The catalyst came when I read about Couch to 5K in the comment thread of a Guardian newspaper article about the best fitness phone apps. The article did not mention C to 5K, instead it was promoting apps that you pay for, but the more perceptive readers commented favourably, many of them! So I downloaded it and had a listen. Ok, so lets do this thing, I resolved to myself and bought some shoes, and leggings, and a top and a pair of comfy socks. If I am going to run around the place, I want to look like a runner, and not like someone running down the street to escape the police or something. Men of my age (I am 59 soon) need to look the part and, this is important, not feel any more stupid than we do already!
My first attempt, with Laura in my ears urging me on, was so bloody hard. I was gasping for painful breaths, having forgotten my inhaler. My asthma is normally well controlled, but then again it would be as I don't normally do anything too strenuous. My legs were hurting when I finished, and I could hardly stand. I think I tried to run too fast to start with. There is a subtle pressure to compete with something, to go faster and do too much, although whom we are trying to impress I don't know. It's a kind of conditioning that we are susceptible to I guess.

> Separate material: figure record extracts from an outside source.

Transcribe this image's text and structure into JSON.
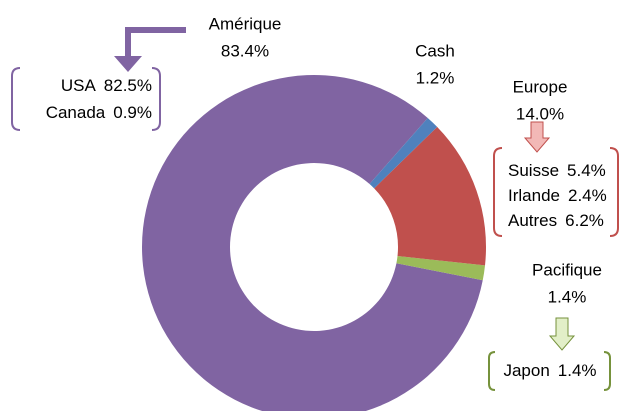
{
  "chart_data": {
    "type": "donut",
    "segments": [
      {
        "name": "Cash",
        "value": 1.2,
        "value_label": "1.2%",
        "color": "#4f81bd"
      },
      {
        "name": "Europe",
        "value": 14.0,
        "value_label": "14.0%",
        "color": "#c0504d",
        "breakdown": [
          {
            "name": "Suisse",
            "value": 5.4,
            "value_label": "5.4%"
          },
          {
            "name": "Irlande",
            "value": 2.4,
            "value_label": "2.4%"
          },
          {
            "name": "Autres",
            "value": 6.2,
            "value_label": "6.2%"
          }
        ]
      },
      {
        "name": "Pacifique",
        "value": 1.4,
        "value_label": "1.4%",
        "color": "#9bbb59",
        "breakdown": [
          {
            "name": "Japon",
            "value": 1.4,
            "value_label": "1.4%"
          }
        ]
      },
      {
        "name": "Amérique",
        "value": 83.4,
        "value_label": "83.4%",
        "color": "#8064a2",
        "breakdown": [
          {
            "name": "USA",
            "value": 82.5,
            "value_label": "82.5%"
          },
          {
            "name": "Canada",
            "value": 0.9,
            "value_label": "0.9%"
          }
        ]
      }
    ]
  }
}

But.... I did it. I was wrecked, but I did it. Laura's podcast was essential I think, in timing the routine of running, encouraging, slowing down and going for it again, and it did feel as if she was really there. But it felt like too much to achieve week one in just one week. It didn't seem that I was going feel any better any time soon. Maybe not tell anyone about it, but just stay at week one level, forever, I would be happy with that. At least I was doing SOMETHING.

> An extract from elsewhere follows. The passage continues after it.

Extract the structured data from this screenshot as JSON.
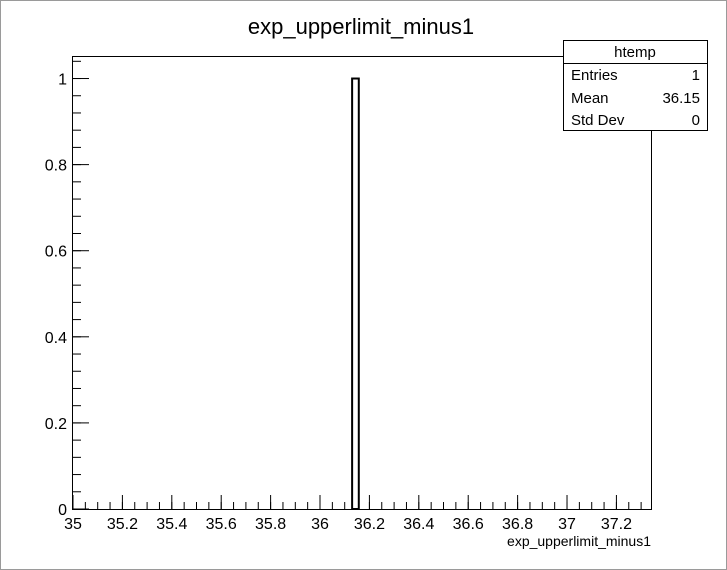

The next day I could hardly walk without aches and pains. Stretching and rubbing my legs helped a bit. So I thought about the positive aspects - feeling the fresh air, breeze and rain on my face, noticing mud and branches, and the nice feeling of having moved quite a way through the Canterbury streets entirely without any aid. And I was pleased with my shoes! When I went back to my usual outdoor shoes I was surprised how uncomfortable and non-absorbent they were. I could feel every step. But oh, I did ache and hurt. Laura was a bit optimistic, I felt. Let's wait two days, and spend a few weeks just on the first routine.
The day after that I found I was actually missing the activity. My anxiety levels had noticeably dropped. I was still my usual introverted, slightly sad self, but I was definitely calmer. And I wanted to wear my new clothes!